Talk about being disingenuous - a middle class Obama / Capps voter claiming to not have anticipated that he would pay more for lower quality care under Obamacare?  Then again - an Obama / Capps voter.  Welcome to the real world.

Socializing medicine inevitably exercises the premise of any socialist policy - each gives according to his means, and takes according to his needs.  Unless you believe that somehow medical professionals can be coerced into working more for less pay, the net effect must be that the result of forcing tens of millions of uninsured into the health system would be lower quality and higher cost for those previously in the system.  Of course Sansum is going to resist lower reimbursement for the same services.

As with most of the country’s social programs, the US congress has exempted itself from provisions of Obamacare - even for congressional staffers, much less the elected officials themselves.

And I don’t think we’ve even begun to see the full impact of this - now that illegal aliens can get drivers licenses and serve on juries in California, can entitlement to Obamacare be far behind?  As a health premium paying, productive, responsible American citizen I’ll get to compete with hordes of illegal immigrants when I try to see my primary care physician, instead of merely when I try to use urgent care.

» on 10.05.13 @ 04:29 PM

So this is like selling someone a membership to gym & afterwards telling them that “we don’t have a gym in your area.”  What good is having the insurance if big clinics like Sansum are going to opt out.  Why are people who are self-insuring i.e. buying their own insurance considered unimportant when compared to Medicare patients and people w/ employer coverage.  I have been self-employed my whole life & finally could catch a break only to find that Sansum won’t admit me.  What’s next, Pueblo Radiology won’t either?  Basically, the Silver Plan or above in Santa Barbara is just catastrophic insurance w/ the Cottage Hospital as the only place where the coverage is honored.  At least Cottage (which is merging w/ Sansum) has agreed to accept AHA insurance.

» on 10.06.13 @ 07:15 AM

Congress and unions are exempt from this Demorat mess, vote the welfare food stamp hand out party out.

» on 10.07.13 @ 10:17 AM

The ACA was sold on the idea it was “healthcare for every one”. It was at best coverage for those who didn’t have whether they wanted to or not. It was never about health care, since it never addresses the actual supply of care. Only now is our sleepy, dullard population waking up to the second biggest hoax since the great financial ponzi scheme.

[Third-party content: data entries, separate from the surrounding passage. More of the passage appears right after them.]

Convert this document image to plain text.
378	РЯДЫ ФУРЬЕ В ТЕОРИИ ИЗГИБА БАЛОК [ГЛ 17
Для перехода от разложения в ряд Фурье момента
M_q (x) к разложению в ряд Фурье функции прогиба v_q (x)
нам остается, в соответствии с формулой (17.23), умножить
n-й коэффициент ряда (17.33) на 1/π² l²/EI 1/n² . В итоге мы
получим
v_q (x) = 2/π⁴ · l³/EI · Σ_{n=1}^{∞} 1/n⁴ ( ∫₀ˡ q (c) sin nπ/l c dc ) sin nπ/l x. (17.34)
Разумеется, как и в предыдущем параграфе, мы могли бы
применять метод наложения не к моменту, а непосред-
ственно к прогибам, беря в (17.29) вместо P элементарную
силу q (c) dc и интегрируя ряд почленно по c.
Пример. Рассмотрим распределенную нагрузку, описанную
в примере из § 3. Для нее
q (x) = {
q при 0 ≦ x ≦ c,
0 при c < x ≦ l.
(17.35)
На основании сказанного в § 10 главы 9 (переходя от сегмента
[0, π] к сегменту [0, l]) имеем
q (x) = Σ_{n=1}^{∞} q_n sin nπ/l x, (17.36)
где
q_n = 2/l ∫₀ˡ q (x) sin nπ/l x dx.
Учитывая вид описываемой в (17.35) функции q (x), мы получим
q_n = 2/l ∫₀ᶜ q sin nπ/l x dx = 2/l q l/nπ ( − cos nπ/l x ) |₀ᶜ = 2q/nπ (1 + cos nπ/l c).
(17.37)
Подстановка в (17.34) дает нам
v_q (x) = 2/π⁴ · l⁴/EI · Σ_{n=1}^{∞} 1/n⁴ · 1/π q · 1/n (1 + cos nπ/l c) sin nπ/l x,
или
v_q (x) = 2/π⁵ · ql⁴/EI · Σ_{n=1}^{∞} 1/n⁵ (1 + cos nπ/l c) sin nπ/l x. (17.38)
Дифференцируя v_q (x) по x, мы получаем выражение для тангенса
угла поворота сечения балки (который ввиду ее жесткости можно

Yes people, the government you voted to “protect” you not only allowed the financial markets to engineer the grand gambling casino, but actually participated in it and if that wasn’t enough they, the government you voted for, want to take over your healthcare system first by doling out insurance it can’t afford and then when all is chaos telling you its taking over.

When will people ever learn that the best form of democracy is one where government’s power is limited? Answer: when it’s gone and they are slaves to the tyranny.

» on 10.07.13 @ 11:57 AM

Well, folks, this just shows how much this country needs Universal Single-Payer Healthcare for ALL.  It figures thar the private insurers will now try to gouge our health care providers of our healthcare for a bigger piece of the pie.